Основные понятия
本稿では、従来のCNNやTransformerベースの手法の限界を克服し、ノイズテクスチャの精度向上を実現する、低線量CT画像ノイズ除去のための新しいハイブリッド畳み込み状態空間モデル、CT-Mambaを提案する。
研究目的
本研究は、低線量CT (LDCT) 画像に生じるノイズやアーチファクトを効果的に除去し、診断に耐えうる高品質な画像を生成することを目的とする。
手法
本研究では、ウェーブレット変換、CNN、そしてMambaと呼ばれる状態空間モデルを組み合わせたハイブリッドモデル、CT-Mambaを提案する。
ウェーブレット変換: LDCT画像を異なる周波数成分に分解し、多重解像度分析を可能にする。
CNN: ローカルな特徴抽出に優れ、画像内の詳細な構造情報を捉える。
Mamba (S6): 長距離依存関係のモデリングに優れ、画像全体のコンテキスト情報を考慮したノイズ除去を実現する。
さらに、CT-Mambaは以下の要素を含む。
Coherence Z-Scan State Space Block (CZSS): 画像内の隣接するピクセル間の空間的な連続性を維持する新しい特徴抽出ユニット。

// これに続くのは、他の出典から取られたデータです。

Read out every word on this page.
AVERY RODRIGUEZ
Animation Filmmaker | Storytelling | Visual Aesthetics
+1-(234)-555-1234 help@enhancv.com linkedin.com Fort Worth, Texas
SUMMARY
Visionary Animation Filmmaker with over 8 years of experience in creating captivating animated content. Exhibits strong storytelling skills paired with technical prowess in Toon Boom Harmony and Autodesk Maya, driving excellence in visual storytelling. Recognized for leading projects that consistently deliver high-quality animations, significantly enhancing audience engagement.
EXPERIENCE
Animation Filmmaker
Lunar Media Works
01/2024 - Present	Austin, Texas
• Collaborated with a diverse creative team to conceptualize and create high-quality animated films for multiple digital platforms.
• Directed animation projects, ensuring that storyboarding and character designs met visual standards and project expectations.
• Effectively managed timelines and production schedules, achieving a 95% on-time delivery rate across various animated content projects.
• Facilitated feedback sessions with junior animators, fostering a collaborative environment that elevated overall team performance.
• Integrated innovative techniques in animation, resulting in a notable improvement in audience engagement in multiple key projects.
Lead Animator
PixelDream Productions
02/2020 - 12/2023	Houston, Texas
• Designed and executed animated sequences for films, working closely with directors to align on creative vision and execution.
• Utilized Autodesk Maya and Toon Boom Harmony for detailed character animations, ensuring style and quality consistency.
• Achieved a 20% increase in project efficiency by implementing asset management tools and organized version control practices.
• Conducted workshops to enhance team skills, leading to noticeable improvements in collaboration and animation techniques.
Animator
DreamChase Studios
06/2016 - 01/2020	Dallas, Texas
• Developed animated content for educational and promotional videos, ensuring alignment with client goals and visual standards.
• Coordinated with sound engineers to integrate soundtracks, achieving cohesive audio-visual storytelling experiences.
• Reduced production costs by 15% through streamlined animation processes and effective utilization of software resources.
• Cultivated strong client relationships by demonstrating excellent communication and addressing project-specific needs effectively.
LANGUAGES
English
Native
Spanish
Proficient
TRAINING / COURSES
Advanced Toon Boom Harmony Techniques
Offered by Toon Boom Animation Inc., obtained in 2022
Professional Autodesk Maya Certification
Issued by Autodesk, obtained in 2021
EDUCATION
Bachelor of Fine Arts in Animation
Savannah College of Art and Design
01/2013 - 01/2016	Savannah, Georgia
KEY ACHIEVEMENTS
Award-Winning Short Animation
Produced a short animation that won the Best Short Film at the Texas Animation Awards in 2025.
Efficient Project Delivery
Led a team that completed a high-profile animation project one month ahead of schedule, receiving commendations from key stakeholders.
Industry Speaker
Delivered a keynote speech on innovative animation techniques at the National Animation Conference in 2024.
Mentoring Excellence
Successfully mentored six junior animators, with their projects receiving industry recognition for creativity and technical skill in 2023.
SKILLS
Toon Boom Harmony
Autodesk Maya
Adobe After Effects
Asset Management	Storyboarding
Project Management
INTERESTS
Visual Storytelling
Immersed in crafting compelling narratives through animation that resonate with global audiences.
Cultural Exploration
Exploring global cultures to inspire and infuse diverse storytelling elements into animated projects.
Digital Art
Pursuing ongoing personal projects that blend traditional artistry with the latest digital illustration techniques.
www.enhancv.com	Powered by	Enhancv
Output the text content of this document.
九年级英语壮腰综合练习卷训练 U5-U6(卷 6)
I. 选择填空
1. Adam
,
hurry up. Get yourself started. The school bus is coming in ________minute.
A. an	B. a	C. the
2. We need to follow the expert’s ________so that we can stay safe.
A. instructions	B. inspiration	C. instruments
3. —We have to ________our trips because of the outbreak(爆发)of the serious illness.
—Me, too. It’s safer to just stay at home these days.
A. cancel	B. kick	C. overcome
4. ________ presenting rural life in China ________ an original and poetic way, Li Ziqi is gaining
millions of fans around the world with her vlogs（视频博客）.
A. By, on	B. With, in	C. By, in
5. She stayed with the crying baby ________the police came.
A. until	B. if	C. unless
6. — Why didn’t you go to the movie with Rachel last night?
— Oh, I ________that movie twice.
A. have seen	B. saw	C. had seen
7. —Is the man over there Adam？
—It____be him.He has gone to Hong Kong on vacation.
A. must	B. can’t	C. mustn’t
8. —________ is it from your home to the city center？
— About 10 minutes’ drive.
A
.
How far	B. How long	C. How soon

Deep Noise Power Spectrum Loss (Deep NPS Loss): ノイズテクスチャの精度向上のため、ノイズパワースペクトル(NPS)を用いた損失関数。
結果
提案手法をMayo ClinicとAMOSの公開データセットを用いて評価した結果、従来手法と比較して、PSNR、SSIM、RMSE、VIFなどの定量的な指標において優れたノイズ除去性能を示した。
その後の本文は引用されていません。